Voici donc un ensemble, monté en épingle (à nourrice) pour choquer les monarques et les bourgeois, qui fait aujourd’hui le lot d’intéressantes réflexions universitaires et de couvertures des magazines de mode, de musique (non subversive) et de design. De marginaux mis de côté avec répugnance, les punks, qui ont toujours été un objet de réflexion sociologique, deviennent des icônes dont il serait de bon ton de s’inspirer, pour s’habiller comme pour penser.

Très tôt les puristes avaient signé l’arrêt de mort d’un petit milieu vite critiqué pour déviationnisme et affairisme. « Punk’s not dead » ont hurlé, en réponse, les Anglais écorchés de The Exploited. « Mais il mérite de mourir, quand il devient un club égocentrique étroit d’esprit » répliquèrent les californiens géniaux des Dead Kennedys. Le punk est probablement moins, selon les livres, un mode de vie ou un art de vivre qu’une attitude générale. Les experts (doit-on parler de punkologues ?) soutiendront qu’il n’y a pas grand-chose à voir entre le punk à chiens qui fait la manche dans les rues et l’épure d’une révolution artistique. D’autres ne s’intéresseront qu’aux gros-sous et aux escroqueries. Tout le monde (le beau-monde en particulier) y verra toujours quelque chose d’étrange. Le punk c’est certes désormais un héritage. Avec un condensé de fanzines, de groupes mythiques (des Sex Pistols aux Clash, en passant par Sigue Sigue Sputnik ou Plastic Bertrand), de vêtements (avec blousons de cuir et/ou T-Shirt déchirés), de coupes de cheveux (davantage caractérisées par la diversité colorée que par la seule crête caractéristique). L’ensemble, distingué aussi par quelques suicides retentissants et une consommation exagérée de stupéfiant, entretient un point commun : la mutinerie contre l’ordre établi.

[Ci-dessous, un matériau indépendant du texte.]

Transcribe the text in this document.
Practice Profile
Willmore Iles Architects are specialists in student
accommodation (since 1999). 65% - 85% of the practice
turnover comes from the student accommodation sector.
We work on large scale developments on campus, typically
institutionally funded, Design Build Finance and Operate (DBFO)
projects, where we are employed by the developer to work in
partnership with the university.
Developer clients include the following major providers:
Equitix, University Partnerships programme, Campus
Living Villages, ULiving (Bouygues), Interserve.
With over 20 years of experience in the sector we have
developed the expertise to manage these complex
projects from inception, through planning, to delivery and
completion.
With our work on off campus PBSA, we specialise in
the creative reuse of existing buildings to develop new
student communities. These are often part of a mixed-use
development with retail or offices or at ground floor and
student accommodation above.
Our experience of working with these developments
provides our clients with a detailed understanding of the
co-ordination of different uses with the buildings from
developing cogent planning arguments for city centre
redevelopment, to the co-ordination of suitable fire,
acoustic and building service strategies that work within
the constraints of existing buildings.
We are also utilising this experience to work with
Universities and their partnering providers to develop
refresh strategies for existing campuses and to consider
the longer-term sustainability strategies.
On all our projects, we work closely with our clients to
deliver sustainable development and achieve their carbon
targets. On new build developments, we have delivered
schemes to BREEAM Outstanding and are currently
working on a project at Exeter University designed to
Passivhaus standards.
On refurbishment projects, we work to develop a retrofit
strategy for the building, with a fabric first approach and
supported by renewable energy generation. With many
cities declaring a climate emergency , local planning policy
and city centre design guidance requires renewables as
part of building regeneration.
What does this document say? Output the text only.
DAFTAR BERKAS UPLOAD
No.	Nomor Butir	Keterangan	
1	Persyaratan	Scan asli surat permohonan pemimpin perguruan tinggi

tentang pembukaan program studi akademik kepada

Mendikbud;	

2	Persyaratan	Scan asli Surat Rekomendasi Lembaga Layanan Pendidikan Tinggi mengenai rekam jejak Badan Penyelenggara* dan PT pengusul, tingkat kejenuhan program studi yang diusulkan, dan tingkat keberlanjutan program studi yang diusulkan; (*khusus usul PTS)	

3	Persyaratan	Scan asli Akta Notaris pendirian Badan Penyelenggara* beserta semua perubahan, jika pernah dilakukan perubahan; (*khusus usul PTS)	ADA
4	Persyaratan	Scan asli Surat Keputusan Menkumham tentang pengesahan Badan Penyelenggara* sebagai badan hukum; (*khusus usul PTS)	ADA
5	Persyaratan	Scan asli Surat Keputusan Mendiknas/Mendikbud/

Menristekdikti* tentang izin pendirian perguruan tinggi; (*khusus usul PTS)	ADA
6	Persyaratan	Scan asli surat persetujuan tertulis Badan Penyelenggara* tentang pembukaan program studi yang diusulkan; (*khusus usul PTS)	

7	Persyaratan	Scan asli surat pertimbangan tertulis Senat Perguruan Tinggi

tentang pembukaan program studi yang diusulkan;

On aurait certainement tort de n’y voir que de l’anecdotique. Les punks (avec un pluriel qui n’est pas que de majesté) ont été les précurseurs explicites du DIY (Do It Yourself) c’est-à-dire de la capacité, renforcée par le numérique, d’organiser nos propres vies. Plus classiquement (si l’on peut dire), ils ont inventé le célèbre WTF (What The Fuck) qui ponctue bien des courriers électroniques. En somme, le punk est maintenant, dans certains cénacles avant-gardistes et chics, furieusement tendance. Il correspond, au fond, très bien à ce qu’il a voulu toujours être : un certain dandysme (arrosé copieusement de décibels).

Reste que tout ceci ne nous apprend finalement pas grand-chose sur les réalités quotidiennes d’un zonard rebaptisé ces temps-ci punk à chien. L’esthétisation, l’institutionnalisation et la muséification du punk nous en apprennent cependant beaucoup sur une époque qui, incontestablement, tolère davantage ses marges. À condition toutefois qu’elles se trouvent physiquement éloignées des cocktails et expositions qui les célèbrent.